Jakarta, CNN Indonesia --
Masa jabatan Gurbernur DKI Jakarta Anies Baswedan akan habis pada Oktober mendatang. Perbincangan mengenai Pelaksana Tugas (Plt) Gubernur yang akan mengisi kursi DKI 1 hingga gesekan menuju pemilu 2024 semakin panas dibicarakan publik.
Sebanyak tiga nama yang disebut-sebut akan jadi pengganti Anies di antaranya, Kepala Sekretariat Kepresidenan (Kasetpres) Heru Budi Hartono, Deputi IV Kantor Staf Kepresidenan (KSP) Juri Ardiantoro, dan Sekretaris Daerah DKI Jakarta Marullah Matali.

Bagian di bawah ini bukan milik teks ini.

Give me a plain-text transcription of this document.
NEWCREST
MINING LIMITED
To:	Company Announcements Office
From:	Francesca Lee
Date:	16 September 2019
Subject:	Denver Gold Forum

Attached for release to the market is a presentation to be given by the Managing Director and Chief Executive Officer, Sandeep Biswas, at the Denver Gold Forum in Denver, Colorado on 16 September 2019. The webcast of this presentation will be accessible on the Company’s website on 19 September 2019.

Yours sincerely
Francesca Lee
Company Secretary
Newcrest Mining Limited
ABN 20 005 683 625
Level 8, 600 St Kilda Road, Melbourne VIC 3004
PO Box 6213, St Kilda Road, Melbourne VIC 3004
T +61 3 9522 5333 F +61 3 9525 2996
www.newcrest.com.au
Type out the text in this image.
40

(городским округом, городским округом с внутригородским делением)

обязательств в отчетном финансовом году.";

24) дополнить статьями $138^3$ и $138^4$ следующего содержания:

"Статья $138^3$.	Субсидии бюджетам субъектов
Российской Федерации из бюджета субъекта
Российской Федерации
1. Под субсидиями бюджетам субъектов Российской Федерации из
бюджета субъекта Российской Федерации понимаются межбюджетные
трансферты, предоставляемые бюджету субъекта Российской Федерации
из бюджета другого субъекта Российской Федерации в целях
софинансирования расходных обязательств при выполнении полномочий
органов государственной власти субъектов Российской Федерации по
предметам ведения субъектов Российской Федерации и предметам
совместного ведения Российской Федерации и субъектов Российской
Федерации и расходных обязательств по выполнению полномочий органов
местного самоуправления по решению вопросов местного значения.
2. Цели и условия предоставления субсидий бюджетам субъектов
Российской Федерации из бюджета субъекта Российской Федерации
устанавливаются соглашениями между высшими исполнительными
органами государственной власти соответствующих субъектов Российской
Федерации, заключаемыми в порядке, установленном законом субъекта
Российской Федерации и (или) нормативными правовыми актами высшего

Nasib politik Ibu Kota setelah ditinggal Anies masih misteri. Tiga nama calon di atas disebut bukan 'orang Anies'. Mereka juga bakal menghadapi sejumlah tantangan, di antaranya polarisasi warga Jakarta yang masih tajam usai Pilkada DKI 2017 lalu.
ADVERTISEMENT
SCROLL TO CONTINUE WITH CONTENT
Namun, pengamat Politik Lembaga Ilmu Pengetahuan Indonesia (LIPI) Wasisto Raharjo Jati memprediksi kondisi politik Jakarta sepeninggal Anies justru akan menunjukkan keseimbangan.
"Kalau dalam pengamatan saya politik DKI usai Anies turun saya pikir akan menunjukkan keseimbangan ya," kata Wasis saat dihubungi CNNIndonesia.com, Jumat (20/5).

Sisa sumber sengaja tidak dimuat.